How far we've come, yet how close we are...

You know, I miss my Babcia. She passed away oh, about 10 years ago, and I still think of her and the times we shared. I inherited a lot from her and it amazes just me how deep that goes. For example, my great-grandfather (her father) loved to build and a house he built still stands going out of Mocanaqua towards Glen Lyon. It's the house beside the diving bell--it's hard to miss--it's the one with the plumb walls and level roof.

I used to sit in awe of the stories she told about how she had to pay kids in grade school to tell her what the teacher was saying--she only knew Polish and no English. Tales about their family constantly moving to find work--Mocanaqua, Gary Indiana, Kentucky, back to Mocanaqua. I miss those recollections.

I inherited her love for travel--going with her on Greyhound to visit my Aunt Charlotte and Uncle George in Michigan. Taking the Greyhound from Shickshinny to Wilkes-Barre for the Cherry Blossom Festival.
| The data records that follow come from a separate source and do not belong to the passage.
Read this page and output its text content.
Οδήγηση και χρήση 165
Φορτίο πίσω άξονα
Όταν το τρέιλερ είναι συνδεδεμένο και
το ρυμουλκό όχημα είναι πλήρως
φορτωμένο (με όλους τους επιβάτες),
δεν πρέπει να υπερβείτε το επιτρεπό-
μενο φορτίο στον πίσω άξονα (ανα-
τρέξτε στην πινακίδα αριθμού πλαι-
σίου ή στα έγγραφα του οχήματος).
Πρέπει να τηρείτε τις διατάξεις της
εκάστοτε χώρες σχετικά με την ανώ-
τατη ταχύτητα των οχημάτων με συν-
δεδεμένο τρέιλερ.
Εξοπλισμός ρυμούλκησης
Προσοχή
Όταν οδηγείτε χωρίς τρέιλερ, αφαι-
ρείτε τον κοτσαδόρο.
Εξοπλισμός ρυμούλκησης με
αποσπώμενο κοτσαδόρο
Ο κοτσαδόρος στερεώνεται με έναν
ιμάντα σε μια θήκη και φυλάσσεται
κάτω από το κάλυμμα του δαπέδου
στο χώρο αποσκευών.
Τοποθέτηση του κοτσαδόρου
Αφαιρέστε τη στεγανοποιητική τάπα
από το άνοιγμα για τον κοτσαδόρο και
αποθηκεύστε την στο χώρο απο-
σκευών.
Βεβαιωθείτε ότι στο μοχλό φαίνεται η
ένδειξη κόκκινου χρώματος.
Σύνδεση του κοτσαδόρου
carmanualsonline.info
Flagging down and riding the Greyhound (again!) to Bloomsburg for the Fair, then coming home by myself on said bus (at the ripe old age of 8) after getting separated from her for what seemed like the Fair, a perennial occurrence.
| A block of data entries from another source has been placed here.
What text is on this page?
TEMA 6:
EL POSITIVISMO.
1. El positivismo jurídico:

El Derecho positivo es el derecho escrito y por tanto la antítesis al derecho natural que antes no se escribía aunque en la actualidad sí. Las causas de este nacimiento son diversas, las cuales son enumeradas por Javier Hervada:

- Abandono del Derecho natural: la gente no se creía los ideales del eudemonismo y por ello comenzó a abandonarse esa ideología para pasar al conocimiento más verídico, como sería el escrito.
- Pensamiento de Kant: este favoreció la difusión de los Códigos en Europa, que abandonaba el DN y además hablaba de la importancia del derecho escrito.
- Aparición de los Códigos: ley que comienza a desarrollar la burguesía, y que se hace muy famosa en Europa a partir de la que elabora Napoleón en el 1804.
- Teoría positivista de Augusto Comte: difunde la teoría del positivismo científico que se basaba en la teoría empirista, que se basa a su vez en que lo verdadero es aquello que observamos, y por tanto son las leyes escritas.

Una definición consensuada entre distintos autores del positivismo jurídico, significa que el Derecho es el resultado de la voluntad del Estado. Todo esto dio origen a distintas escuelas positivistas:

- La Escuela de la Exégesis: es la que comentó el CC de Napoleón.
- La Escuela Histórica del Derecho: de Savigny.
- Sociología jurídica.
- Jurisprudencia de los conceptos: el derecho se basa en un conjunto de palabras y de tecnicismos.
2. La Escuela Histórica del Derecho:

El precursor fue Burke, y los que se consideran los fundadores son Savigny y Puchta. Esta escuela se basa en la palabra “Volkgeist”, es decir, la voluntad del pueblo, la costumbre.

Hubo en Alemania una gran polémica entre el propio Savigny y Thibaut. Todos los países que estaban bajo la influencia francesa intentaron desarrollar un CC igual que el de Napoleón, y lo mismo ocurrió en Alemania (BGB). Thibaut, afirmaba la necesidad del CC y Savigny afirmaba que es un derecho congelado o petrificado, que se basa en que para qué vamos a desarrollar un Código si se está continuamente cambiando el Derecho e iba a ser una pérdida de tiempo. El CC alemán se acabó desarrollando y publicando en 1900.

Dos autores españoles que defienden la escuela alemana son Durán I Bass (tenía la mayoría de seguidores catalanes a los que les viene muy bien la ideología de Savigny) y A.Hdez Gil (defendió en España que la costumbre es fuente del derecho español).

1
I inherited something else from her too. We both brought and I continue to bring growlers of beer for our fathers. Can you believe it? I remember her telling me how after a hard day in the mines, her father would give her a nickle to go to the beer garden and bring back a bucket of beer. I would imagine he felt out of place there, probably only knowing Polish, and probably too dog-tired to go himself. But at the same time knowing that he needed a beer to relax after the tenseness of working underground all day. These days, I do the same thing. I, being fortunate enough to usually have a couple of beers on draught, usually fill a gallon sun tea jug for when I go see my Dad (except during Lent). Right now, he's building a house and a gallon of whatever I happen to have, goes a long way to cool the frazzled nerves.

I didn't know my great-grandfather but I think I'd have loved him. Just like my Dad.